The row between the outgoing and former premiers continued on Friday with Monti claiming Italy had fallen into "ridicule" under Berlusconi and citing his predecessor's failure to pass an anti-corruption law.

Monti also called Berlusconi a "buffoon" for claiming he had left Italy in good financial order when he was forced to stand down in favour of the former European commissioner at the height of the euro crisis in November 2011.

Meanwhile, the chief executive officer of Italian energy giant Eni, Paolo Scaroni, on Friday denied any involvement in yet another bribery scandal related to energy contracts in Algeria.

Earlier this month, Scaroni was placed under investigation for suspected international corruption as part of a probe into the Algerian contracts of an Eni subsidiary.

"Neither Eni nor I have any involvement in the practices under investigation," Scaroni said during a conference call to discuss the company's 2012 earnings.

And he insisted it is possible to do business "anywhere in the world" without paying bribes.

Further, if Eni found a regime where bribes were essential, the company would not do business there, said Scaroni.

"Our reputation has always been a major driver of our growth," he added.

"The value this creates for Eni has made it one of the largest companies in our industry". His comments stand in contrast with remarks made Thursday by ex-premier Silvio Berlusconi.

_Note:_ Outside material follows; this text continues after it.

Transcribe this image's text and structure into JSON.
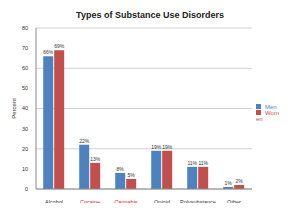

Investigators are looking into an alleged 200-million-euro backhander given in exchange for contracts for Eni subsidiary Saipem, Europe's largest oil contractor by market value.

Judicial sources claim Scaroni met with an intermediary for a Hong Kong company charged with collecting the bribes on behalf of Algerian officials.

Earlier in the day, Eni posted a net profit of 7.79 billion euros for the full year 2012, a 13.5% increase over the previous year.

Net profit in the final quarter stood at 1.46 billion euros.

Italian President Giorgio Napolitano said Friday that he is concerned by the possibility that companies are offering bribes to compete for international contracts.

But he added everyone must wait for the outcome of judicial investigations into the claims.

"All this worries me but I know nothing, I am waiting for the outcome of the investigation", Napolitano told journalists.

The judiciary must determine whether "behind these international transactions there is something in the form of hidden reserves or kickbacks".